Eventually Valery shifted, grunted a curse and gave Mohammed a last shove. He shouted “Vive la France!” and then spat on the ground in front of Mohammed. Even though he might not have intended it, the gob also landed at my feet. The other men, as I’d expected, grumbled halfheartedly and then followed him. The natives suddenly shouted “Vive la France!” too, which almost stirred up the fight all over again. The preacher quickly hustled them off down the street.
Mohammed never said a word to me, and there was blood all over the new tunic I had bought for him earlier in the day. He left comforting the young girl who had caused all the trouble. She could have been his daughter, although he held her as close as he might his own woman.

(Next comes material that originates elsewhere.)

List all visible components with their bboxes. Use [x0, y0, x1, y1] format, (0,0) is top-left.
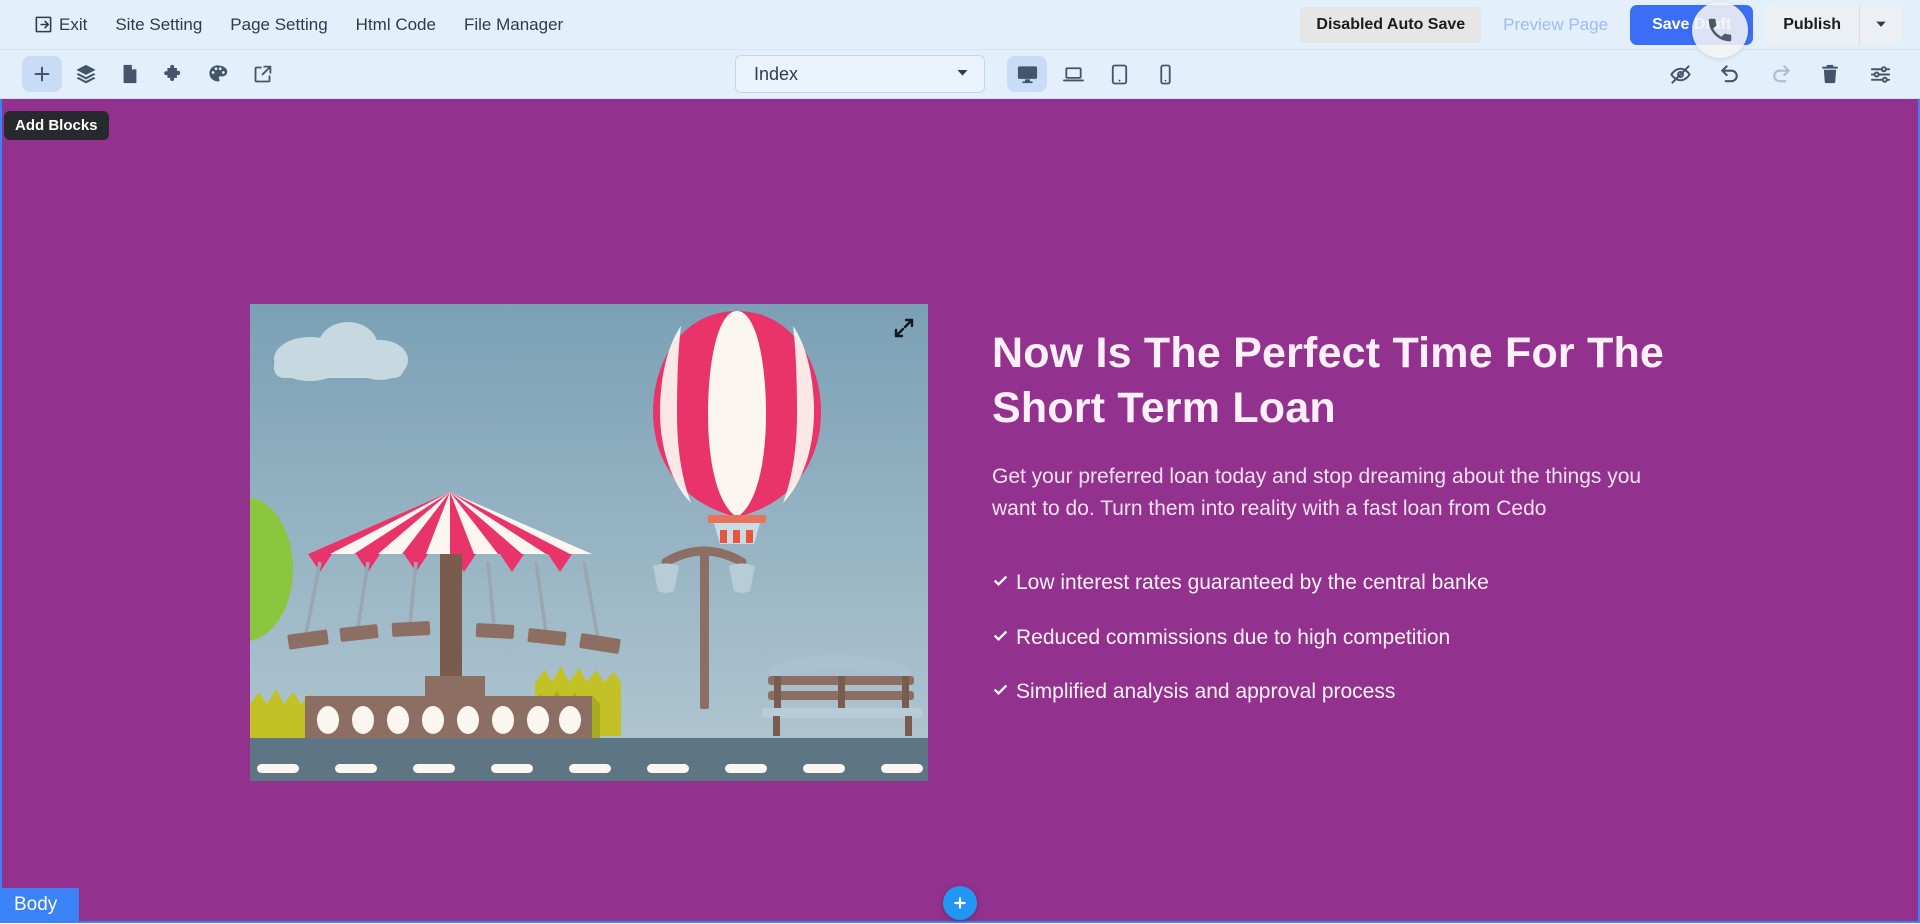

After all this commotion, I hope he remembers to meet me in the morning. There are only a few hours remaining till we leave. What with all that has happened, I have almost forgotten the reason we came to Belleville: to pick up the caracal.
* * *
Palm Deux
15 February
20 (1516 lbs.)
The sly old devil, he has just left my quarters. Monsieur V-C went to the coast not to see how his businesses and boat are doing, and to spend evenings with the Commandant, but to get married. I have not seen her yet, but I can only imagine what she’s like. There are no beauties in this part of the world, even fewer women who are single, so I wonder what he landed up with. Could she be huge and dour, like the maid Yaaba? I wouldn’t be surprised if she is. But his mood has altered for the better. He seems quite ecstatic, in fact. I also think I heard a new kind of music on his porch tonight. For that change alone I should be grateful. He brought a bottle of Moët to my quarters as a gift. I couldn’t help wonder what he was doing in my room if he had a new bride waiting. Could she be that awful? The villa lies just across the lawn, so I will meet her soon.